Канцелярист
.
Военная служба предполагает произвол вышестоящего начальника до беспредельных размеров. Не знаю, как сейчас, в эпоху суверенной демократии, обстоят дела, но думаю, что и сегодня формула « я начальник – ты дурак…» и наоборот тоже верна, как в доброе старое застойное время. По-разному реагировали на произвол командования офицеры: кто-то, стиснув зубы, терпел, кто-то, толстокожий, не обращал внимания, кто-то не выдерживал и после долгих мытарств уходил на гражданку, но были среди нас и такие, которые пытались, в меру своего понимания, защититься.
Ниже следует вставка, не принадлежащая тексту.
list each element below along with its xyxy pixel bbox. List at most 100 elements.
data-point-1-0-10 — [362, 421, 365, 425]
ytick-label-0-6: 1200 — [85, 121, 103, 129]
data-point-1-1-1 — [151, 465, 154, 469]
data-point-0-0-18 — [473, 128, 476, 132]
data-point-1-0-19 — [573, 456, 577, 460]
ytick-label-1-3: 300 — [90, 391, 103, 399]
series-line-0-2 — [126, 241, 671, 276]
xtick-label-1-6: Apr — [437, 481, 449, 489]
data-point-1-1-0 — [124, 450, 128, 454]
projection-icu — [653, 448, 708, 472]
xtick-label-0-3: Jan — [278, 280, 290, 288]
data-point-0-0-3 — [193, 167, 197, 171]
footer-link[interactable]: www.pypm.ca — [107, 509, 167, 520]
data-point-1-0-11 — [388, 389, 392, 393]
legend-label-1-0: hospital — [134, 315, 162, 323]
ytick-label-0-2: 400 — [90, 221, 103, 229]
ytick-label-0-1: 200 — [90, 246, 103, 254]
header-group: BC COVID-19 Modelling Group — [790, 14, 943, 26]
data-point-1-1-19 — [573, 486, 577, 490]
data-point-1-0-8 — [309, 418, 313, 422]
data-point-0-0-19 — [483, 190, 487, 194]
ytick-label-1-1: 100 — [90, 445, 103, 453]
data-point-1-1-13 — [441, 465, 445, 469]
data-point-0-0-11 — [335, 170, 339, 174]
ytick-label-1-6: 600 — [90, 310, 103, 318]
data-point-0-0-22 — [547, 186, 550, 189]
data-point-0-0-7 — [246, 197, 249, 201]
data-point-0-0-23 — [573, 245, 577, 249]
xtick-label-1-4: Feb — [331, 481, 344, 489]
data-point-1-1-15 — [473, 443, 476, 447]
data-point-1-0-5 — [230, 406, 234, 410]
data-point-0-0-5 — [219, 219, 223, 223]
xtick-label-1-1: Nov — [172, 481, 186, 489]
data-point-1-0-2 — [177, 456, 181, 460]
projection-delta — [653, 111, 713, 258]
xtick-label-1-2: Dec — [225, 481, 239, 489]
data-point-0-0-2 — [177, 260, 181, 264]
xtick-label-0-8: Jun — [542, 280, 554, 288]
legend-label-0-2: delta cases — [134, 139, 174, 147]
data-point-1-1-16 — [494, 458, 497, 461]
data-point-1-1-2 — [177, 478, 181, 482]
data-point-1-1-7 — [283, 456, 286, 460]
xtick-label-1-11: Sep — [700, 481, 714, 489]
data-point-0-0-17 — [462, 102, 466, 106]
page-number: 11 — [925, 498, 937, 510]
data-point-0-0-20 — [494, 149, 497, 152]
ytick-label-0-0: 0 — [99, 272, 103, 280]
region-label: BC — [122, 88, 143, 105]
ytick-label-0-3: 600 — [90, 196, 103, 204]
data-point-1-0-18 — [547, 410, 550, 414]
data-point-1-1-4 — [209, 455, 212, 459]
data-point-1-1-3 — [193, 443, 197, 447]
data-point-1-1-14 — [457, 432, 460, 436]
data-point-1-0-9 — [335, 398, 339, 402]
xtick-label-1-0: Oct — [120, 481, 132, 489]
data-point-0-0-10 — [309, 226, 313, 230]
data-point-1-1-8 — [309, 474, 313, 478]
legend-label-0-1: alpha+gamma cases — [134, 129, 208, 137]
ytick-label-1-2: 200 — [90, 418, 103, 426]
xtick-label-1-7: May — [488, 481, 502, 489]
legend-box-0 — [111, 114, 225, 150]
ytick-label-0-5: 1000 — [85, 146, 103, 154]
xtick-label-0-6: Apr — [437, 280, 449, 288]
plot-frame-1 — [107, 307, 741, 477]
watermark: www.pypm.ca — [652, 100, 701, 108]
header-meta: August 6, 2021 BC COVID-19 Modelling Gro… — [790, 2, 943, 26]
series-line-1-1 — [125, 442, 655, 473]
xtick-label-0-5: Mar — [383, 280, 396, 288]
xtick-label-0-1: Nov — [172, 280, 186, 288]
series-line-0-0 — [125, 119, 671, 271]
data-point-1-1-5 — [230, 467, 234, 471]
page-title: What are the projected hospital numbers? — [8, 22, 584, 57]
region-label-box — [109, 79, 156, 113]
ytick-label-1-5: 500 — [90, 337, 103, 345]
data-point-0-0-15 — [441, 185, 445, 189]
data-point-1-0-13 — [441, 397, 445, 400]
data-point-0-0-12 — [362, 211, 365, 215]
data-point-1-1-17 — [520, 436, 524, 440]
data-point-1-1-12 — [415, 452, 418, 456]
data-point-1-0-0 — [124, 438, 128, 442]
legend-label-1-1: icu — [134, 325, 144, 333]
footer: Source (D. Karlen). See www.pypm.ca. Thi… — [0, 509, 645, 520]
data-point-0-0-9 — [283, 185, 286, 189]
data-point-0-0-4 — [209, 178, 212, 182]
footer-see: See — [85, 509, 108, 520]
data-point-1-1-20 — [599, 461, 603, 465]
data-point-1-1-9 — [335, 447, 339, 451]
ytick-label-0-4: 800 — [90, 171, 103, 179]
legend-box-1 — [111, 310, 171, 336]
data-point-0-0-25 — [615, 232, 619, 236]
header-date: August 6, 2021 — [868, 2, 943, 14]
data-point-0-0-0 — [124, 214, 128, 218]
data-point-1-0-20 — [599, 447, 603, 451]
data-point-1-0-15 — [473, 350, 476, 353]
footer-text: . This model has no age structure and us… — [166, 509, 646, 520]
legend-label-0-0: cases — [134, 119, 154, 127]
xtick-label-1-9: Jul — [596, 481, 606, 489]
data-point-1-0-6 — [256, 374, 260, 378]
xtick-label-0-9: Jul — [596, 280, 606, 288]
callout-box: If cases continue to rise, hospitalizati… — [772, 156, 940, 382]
В нашу электромеханическую боевую часть прибыл новый офицер. Его на построении тут же представили экипажу. Вечером я побежал с ним знакомиться. «Анатолий» – представился он. У него было доброе лицо, поразительно синие, глубоко посаженные, глаза, при этом был он брюнетом среднего роста. В каюте, кроме меня, находилось несколько офицеров-механиков.
– А что, ребята, – сказал Толик, – я слышал, что командир у вас хам и сволочь?
– Это ещё мягко сказано. – выразил общее мнение один из нас. – С таким гадом ещё никому служить не приходилось.
– Ничего. – улыбнулся Толик. – Поставим его на место.
– Это вряд ли. У этого парня нет ни стыда, ни совести нет.
– И не с такими справлялись.
Толик улыбался, но было в его улыбке что-то зловещее. Неприятная была у него улыбка. Немного рассказал о себе – где раньше служил, живёт в посёлке в двухкомнатной квартире с женой и дочерью. Сам ленинградец. По званию давно должен быть капитан-лейтенантом, но из-за того, что постоянно конфликтует с начальством, уже два года перехаживает. Морскую традицию он соблюл – выставил литр водки, закуску, так сказать, представился, сам же ни разу к стакану не подошёл. На наши недоумённые вопросы сообщил, что пьёт раз в году – на Новый год выпивает фужер шампанского. Нормальный парень, решили мы. А что не пьёт, так это личное дело каждого.
С собой Толик принес здоровенный сейф, который тут же приварил к палубе каюты, на корабле у нас палубы металлические, а у него, как у командира трюмной группы, всегда была сварка любого типа, вплоть до автогеновой. Что у него в сейфе, он никому не рассказывал.
В компанию нашу он так и не влился. Когда народ расслаблялся, он сидел в каюте и что-то писал в фолиант размером с том Большой Советской энциклопедии, если же кто-то пытался заглянуть, что он там пишет, книгу он сразу же захлопывал, а на попытки узнать, что за книга, вежливо, но твёрдо отвечал: «Там моё очень личное».